Richard Branson waves from the cockpit of a plane
EPA/John G. Mabanglo
Fun while it lasted.
By Lianna Brinded
Published Last updated This article is more than 2 years old.

Two of the world’s most famous billionaires have conflicting ideas about where investors should put their money.

Richard Branson is giving up control of Virgin Atlantic, by selling a 31% stake in the airline he founded in 1984. He will stay on as chairman, and retain a 20% stake in the group, but the sale of a stake to Air France-KLM leaves Delta, with a 49% stake, as the airline’s largest shareholder. Last year, Branson sold Virgin America to Alaska Airlines.
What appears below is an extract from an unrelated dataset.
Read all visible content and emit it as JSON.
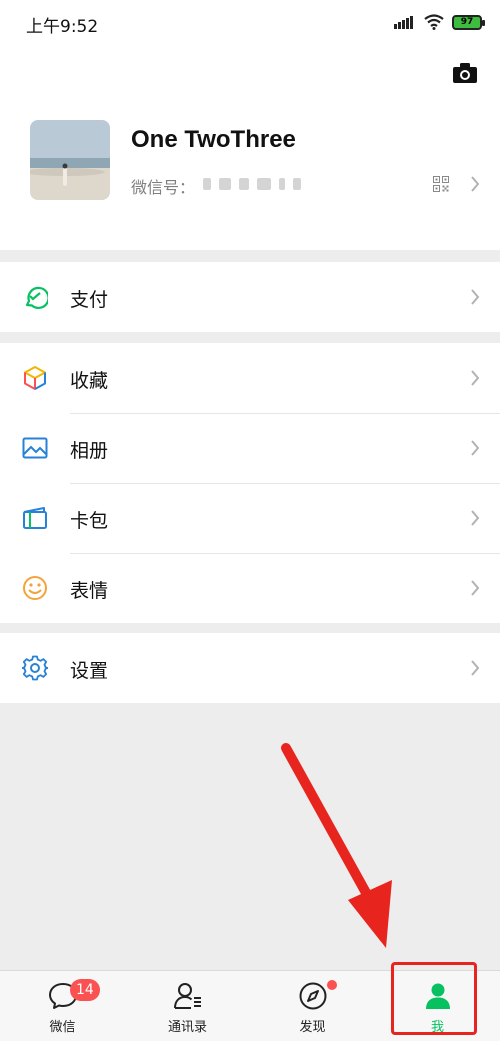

Meanwhile, legendary investor Warren Buffett thinks it’s a great time to invest in aviation. The notoriously loss-making industry “got a bad century out of the way,” he said earlier this year, after securities filings revealed that his Berkshire Hathaway company had amassed holdings in Delta, American Airlines, United, and Southwest. This has proved shrewd—so far—with airline stocks outperforming the broader market over the past year (despite a recent tumble).

Branson’s stake sale highlights another thing happening in the airline industry: consolidation. Over the past decade, the number of US carriers has shrunk from 18 to 10. Out of those airlines, only four account for 80% of domestic capacity.